Um estudo realizado no Departamento de Engenharia de Produção da Escola Politécnica da USP buscou avaliar o impacto de práticas de inteligência competitiva nas empresas. Utilizando como suporte a visão baseada em recursos (RBV – resource based view) e ferramentas de análise estratégica, foi possível comprovar que apenas o investimento em ativos computacionais não é suficiente para se ter práticas de inteligência competitiva (IC). Por outro lado, as empresas que conseguiram desenvolver tais práticas conseguiram criar uma vantagem competitiva mais consistente no mercado.

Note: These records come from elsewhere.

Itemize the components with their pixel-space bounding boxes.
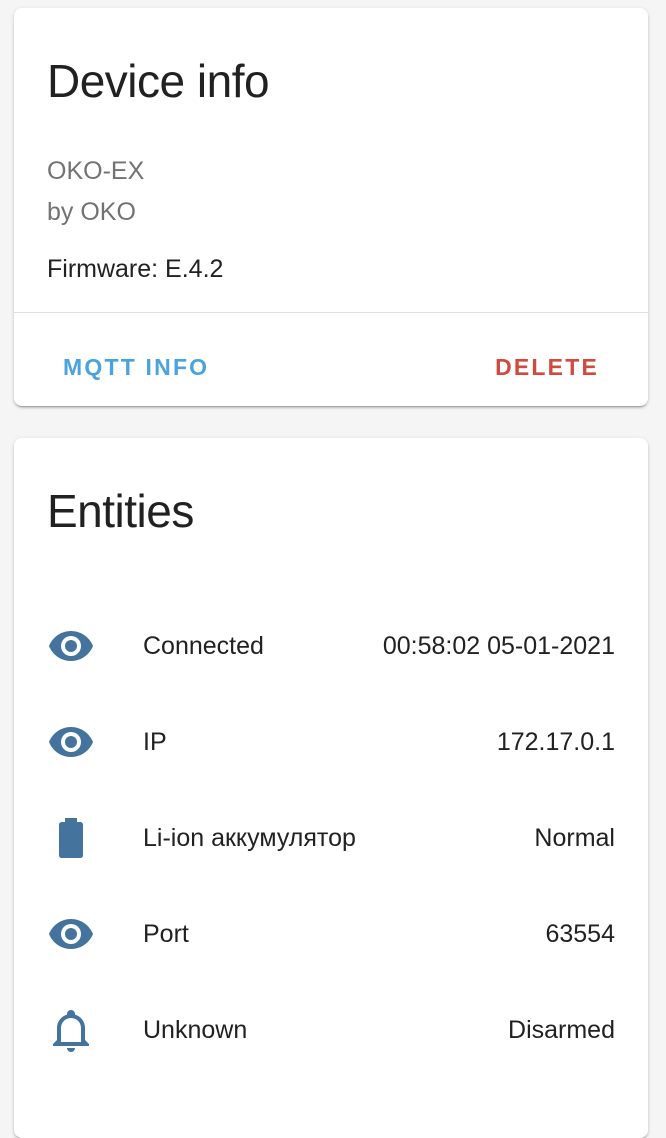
device-firmware: Firmware: E.4.2	[47, 255, 224, 283]
entity-name: Connected	[143, 632, 264, 660]
entity-state: Normal	[534, 824, 615, 852]
entity-row-ip[interactable]: IP 172.17.0.1	[14, 694, 648, 790]
battery-icon	[47, 814, 95, 862]
entity-row-alarm[interactable]: Unknown Disarmed	[14, 982, 648, 1078]
eye-icon	[47, 718, 95, 766]
entities-card: Entities Connected 00:58:02 05-01-2021 I…	[14, 438, 648, 1138]
entity-state: 172.17.0.1	[496, 728, 615, 756]
entity-row-port[interactable]: Port 63554	[14, 886, 648, 982]
entity-name: Unknown	[143, 1016, 248, 1044]
entity-row-connected[interactable]: Connected 00:58:02 05-01-2021	[14, 598, 648, 694]
entity-name: Port	[143, 920, 189, 948]
device-manufacturer: by OKO	[47, 198, 136, 226]
entities-title: Entities	[47, 485, 194, 537]
eye-icon	[47, 910, 95, 958]
entity-name: IP	[143, 728, 167, 756]
mqtt-info-button[interactable]: MQTT INFO	[47, 342, 225, 392]
device-model: OKO-EX	[47, 157, 145, 185]
delete-button[interactable]: DELETE	[479, 342, 615, 392]
entity-row-battery[interactable]: Li-ion аккумулятор Normal	[14, 790, 648, 886]
device-info-card: Device info OKO-EX by OKO Firmware: E.4.…	[14, 8, 648, 406]
device-info-title: Device info	[47, 55, 270, 107]
eye-icon	[47, 622, 95, 670]
entity-state: Disarmed	[508, 1016, 615, 1044]
entity-state: 00:58:02 05-01-2021	[382, 632, 615, 660]
bell-icon	[47, 1006, 95, 1054]
entity-state: 63554	[545, 920, 615, 948]
entity-name: Li-ion аккумулятор	[143, 824, 356, 852]
card-actions-divider	[14, 312, 648, 313]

O estudo investigou oito estudos de caso em diferentes áreas, sendo quatro da indústria financeira, uma da área de diagnósticos médicos, outra de refeições congeladas e a última do mercado de cosméticos. Foram realizadas entrevistas de duas a três horas com especialistas em risco, gerentes e analistas de BI (business intelligence), além de diretores de finanças e de operações. Boa parte do trabalho foi efetivamente correlacionar as práticas de inteligência competitiva com a RBV.

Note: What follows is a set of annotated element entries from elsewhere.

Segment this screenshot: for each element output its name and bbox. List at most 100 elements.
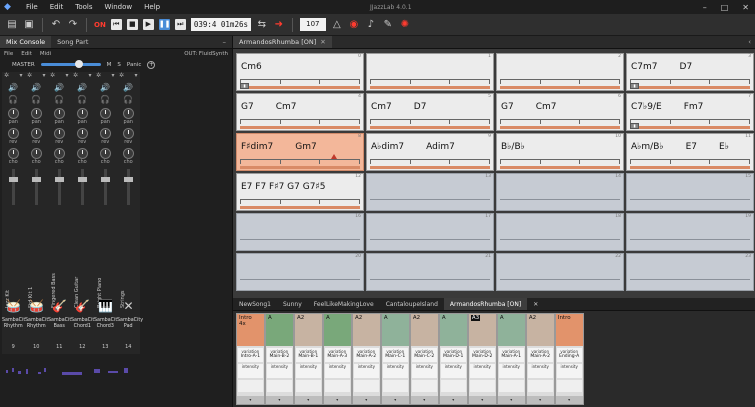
next-button[interactable]: ⏭ (174, 19, 186, 30)
record-icon[interactable]: ◉ (348, 19, 360, 31)
volume-fader[interactable] (8, 169, 18, 205)
chorus-knob[interactable] (122, 148, 134, 159)
arrow-icon[interactable]: ➜ (273, 19, 285, 31)
bar-cell[interactable]: A♭dim7 Adim7 9 (366, 133, 494, 171)
panic-button[interactable]: Panic (127, 62, 141, 68)
chord-symbol[interactable]: E7 F7 F♯7 G7 G7♯5 (241, 182, 326, 192)
bar-cell[interactable]: 1 (366, 53, 494, 91)
headphone-icon[interactable]: 🎧 (117, 94, 140, 106)
chord-symbol[interactable]: D7 (414, 102, 427, 112)
intensity-field[interactable]: intensity (527, 364, 553, 378)
reverb-knob[interactable] (30, 128, 42, 139)
part-control[interactable] (295, 380, 321, 392)
master-mute-button[interactable]: M (107, 62, 112, 68)
chorus-knob[interactable] (99, 148, 111, 159)
intensity-field[interactable]: intensity (238, 364, 263, 378)
variation-field[interactable]: variation Main-C-1 (382, 348, 408, 362)
song-part[interactable]: A variation Main-C-1 intensity ▾ (380, 313, 410, 405)
reverb-knob[interactable] (76, 128, 88, 139)
save-icon[interactable]: ▣ (23, 19, 35, 31)
bar-cell[interactable]: C7m7 D7 3 ▮ (626, 53, 754, 91)
pan-knob[interactable] (30, 108, 42, 119)
speaker-icon[interactable]: 🔊 (2, 82, 25, 94)
tab-song-editor[interactable]: ArmandosRhumba [ON] ✕ (233, 36, 332, 48)
chord-symbol[interactable]: G7 (501, 102, 514, 112)
reverb-knob[interactable] (99, 128, 111, 139)
song-tab[interactable]: NewSong1 (233, 298, 277, 310)
part-control[interactable] (266, 380, 292, 392)
variation-field[interactable]: variation Main-A-3 (324, 348, 350, 362)
gear-icon[interactable]: ✲ (4, 72, 9, 82)
bar-cell[interactable]: 19 (626, 213, 754, 251)
headphone-icon[interactable]: 🎧 (94, 94, 117, 106)
part-control[interactable] (498, 380, 524, 392)
section-marker-icon[interactable]: ▮ (630, 83, 639, 89)
variation-field[interactable]: variation Intro-A-1 (238, 348, 263, 362)
chorus-knob[interactable] (76, 148, 88, 159)
chord-symbol[interactable]: E7 (686, 142, 697, 152)
bar-cell[interactable]: G7 Cm7 6 (496, 93, 624, 131)
intensity-field[interactable]: intensity (469, 364, 495, 378)
bar-cell[interactable]: 23 (626, 253, 754, 291)
bar-cell[interactable]: 13 (366, 173, 494, 211)
reverb-knob[interactable] (7, 128, 19, 139)
chord-symbol[interactable]: C7♭9/E (631, 102, 662, 112)
chord-symbol[interactable]: A♭m/B♭ (631, 142, 664, 152)
pan-knob[interactable] (99, 108, 111, 119)
song-part[interactable]: Intro 4x variation Intro-A-1 intensity ▾ (236, 313, 265, 405)
mixer-menu-edit[interactable]: Edit (21, 51, 32, 57)
chord-symbol[interactable]: B♭/B♭ (501, 142, 525, 152)
loop-icon[interactable]: ⇆ (256, 19, 268, 31)
part-control[interactable] (440, 380, 466, 392)
menu-icon[interactable]: ▾ (42, 72, 45, 82)
intensity-field[interactable]: intensity (556, 364, 582, 378)
gear-icon[interactable]: ✲ (27, 72, 32, 82)
master-solo-button[interactable]: S (117, 62, 121, 68)
pan-knob[interactable] (53, 108, 65, 119)
headphone-icon[interactable]: 🎧 (2, 94, 25, 106)
chorus-knob[interactable] (7, 148, 19, 159)
intensity-field[interactable]: intensity (324, 364, 350, 378)
variation-field[interactable]: variation Main-B-2 (266, 348, 292, 362)
variation-field[interactable]: variation Main-D-2 (469, 348, 495, 362)
gear-icon[interactable]: ✲ (119, 72, 124, 82)
bar-cell[interactable]: E7 F7 F♯7 G7 G7♯5 12 (236, 173, 364, 211)
add-channel-icon[interactable]: + (147, 60, 156, 69)
volume-fader[interactable] (54, 169, 64, 205)
song-part[interactable]: A2 variation Main-C-2 intensity ▾ (409, 313, 439, 405)
menu-window[interactable]: Window (105, 3, 133, 11)
headphone-icon[interactable]: 🎧 (71, 94, 94, 106)
bar-cell[interactable]: 20 (236, 253, 364, 291)
menu-icon[interactable]: ▾ (111, 72, 114, 82)
play-button[interactable]: ▶ (142, 19, 154, 30)
song-tab[interactable]: ArmandosRhumba [ON] (443, 298, 528, 310)
chord-symbol[interactable]: Cm7 (536, 102, 557, 112)
bar-cell[interactable]: 22 (496, 253, 624, 291)
mixer-menu-midi[interactable]: Midi (40, 51, 51, 57)
variation-field[interactable]: variation Ending-A (556, 348, 582, 362)
master-volume-slider[interactable] (40, 60, 101, 68)
menu-help[interactable]: Help (144, 3, 160, 11)
rewind-button[interactable]: ⏮ (110, 19, 122, 30)
speaker-icon[interactable]: 🔊 (48, 82, 71, 94)
menu-icon[interactable]: ▾ (65, 72, 68, 82)
intensity-field[interactable]: intensity (295, 364, 321, 378)
minimize-panel-icon[interactable]: – (223, 36, 233, 48)
bar-cell[interactable]: B♭/B♭ 10 (496, 133, 624, 171)
bar-cell[interactable]: 18 (496, 213, 624, 251)
chord-symbol[interactable]: Cm7 (276, 102, 297, 112)
variation-field[interactable]: variation Main-D-1 (440, 348, 466, 362)
song-part[interactable]: A variation Main-D-1 intensity ▾ (438, 313, 468, 405)
bar-cell[interactable]: A♭m/B♭ E7 E♭ 11 (626, 133, 754, 171)
volume-fader[interactable] (31, 169, 41, 205)
chord-symbol[interactable]: A♭dim7 (371, 142, 404, 152)
song-part[interactable]: A variation Main-A-1 intensity ▾ (496, 313, 526, 405)
intensity-field[interactable]: intensity (382, 364, 408, 378)
tab-mix-console[interactable]: Mix Console (0, 36, 52, 48)
maximize-icon[interactable]: □ (721, 3, 729, 12)
variation-field[interactable]: variation Main-A-1 (498, 348, 524, 362)
section-marker-icon[interactable]: ▮ (630, 123, 639, 129)
song-tab[interactable]: CantaloupeIsland (380, 298, 444, 310)
pause-button[interactable]: ❚❚ (158, 19, 171, 30)
part-control[interactable] (324, 380, 350, 392)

“A inteligência competitiva vem de uma corrente de TI (tecnologias da informação) com o uso massivo de dados e recursos computacionais”, explica George Jager, consultor de negócios e pesquisador da Escola Politécnica da USP. “Já a visão baseada em recursos vem de um campo mais teórico e acadêmico, no âmbito da economia mesmo. Tanto que uma das maiores dificuldades que tive foi colocar ela em prática ao longo do trabalho, na aplicação das entrevistas e na avaliação das empresas”.

Indústria financeira

A metodologia aplicada, na correlação dos fatores, foi a chamada VRIO, que se refere as quatro características básicas de um recurso que pode gerar vantagem competitiva: se ele é Valioso, Raro, Inimitável e Organizado. O modelo também pode ser aplicado diretamente para avaliar se uma determinada empresa possui vantagem competitiva sustentável, ou se ela possui, na verdade, uma desvantagem competitiva. Já os critérios para a seleção dos casos foram a receita operacional bruta e os setores das empresas, buscando grandes empresas de forma variada.

“É claro que o mercado financeiro acaba se sobressaindo já que é onde há maior concentração de tecnologias mais avançadas para análise de dados”, afirma George. Chama atenção também a atual correlação de forças nesse mercado, onde há o oligopólio dos bancos e até mesmo a colaboração entre eles, de um lado, e do outro, há os novos entrantes, como as fintechs, que fazem o maior uso da IC e de estratégias de baixo custo. “É curioso porque, ao contrário do que poderia se esperar, o uso aplicado da IC na estratégia pelos grandes bancos parece ser limitado: os analistas passam 70% do tempo produzindo relatórios”, conta o pesquisador.

Diagnósticos médicos

Em compensação, o uso maior da inteligência competitiva também não significa maiores resultados. Dos casos estudados, a financeira digital (caso II), por exemplo, não foi o que que mais teve retorno concreto, embora faça mais uso dessas práticas. A empresa que ao fim da pesquisa realmente obteve maior retorno das práticas de inteligência competitiva foi a de diagnósticos médicos. Através de práticas de inteligência competitiva, a empresa identificou na operação de máquinas de tomografia sua maior desvantagem, pois elas precisavam de um operador exclusivo, que acabava sendo subaproveitado no intervalo dos exames.

“O principal ganho de produtividade foi na operação das máquinas, que passaram a ser operadas remotamente. Antes, o operador que estava alocado fisicamente próximo a máquina tinha diversas restrições em razão de estar exposto à radiação”, explica George. Por isso, tinha diversos intervalos e jornada de trabalho reduzida. Após a operação das máquinas passar a ser remota, foi possível aumentar a jornada de trabalho e reduzir os intervalos. Além disso, um único operador passou operar três máquinas de forma simultânea. Com isso, o custo variável, por exame, reduziu de forma significativa.

Entre as limitações do trabalho reconhecidas pelo pesquisador está a não generalização dos resultados e a identificação dos recursos avaliados, muito fundamentada na percepção do entrevistado com relação a empresa que ele faz parte, podendo ocorrer em interpretações pouco precisas. “Talvez o que faltou no trabalho e que agora possa ser desenvolvido melhor seja fazer uma pesquisa quantitativa, buscando avaliar de maneira mais direta como funcionam os recursos e as práticas de inteligência competitiva nas empresas. Mas ainda assim já é um caminho”.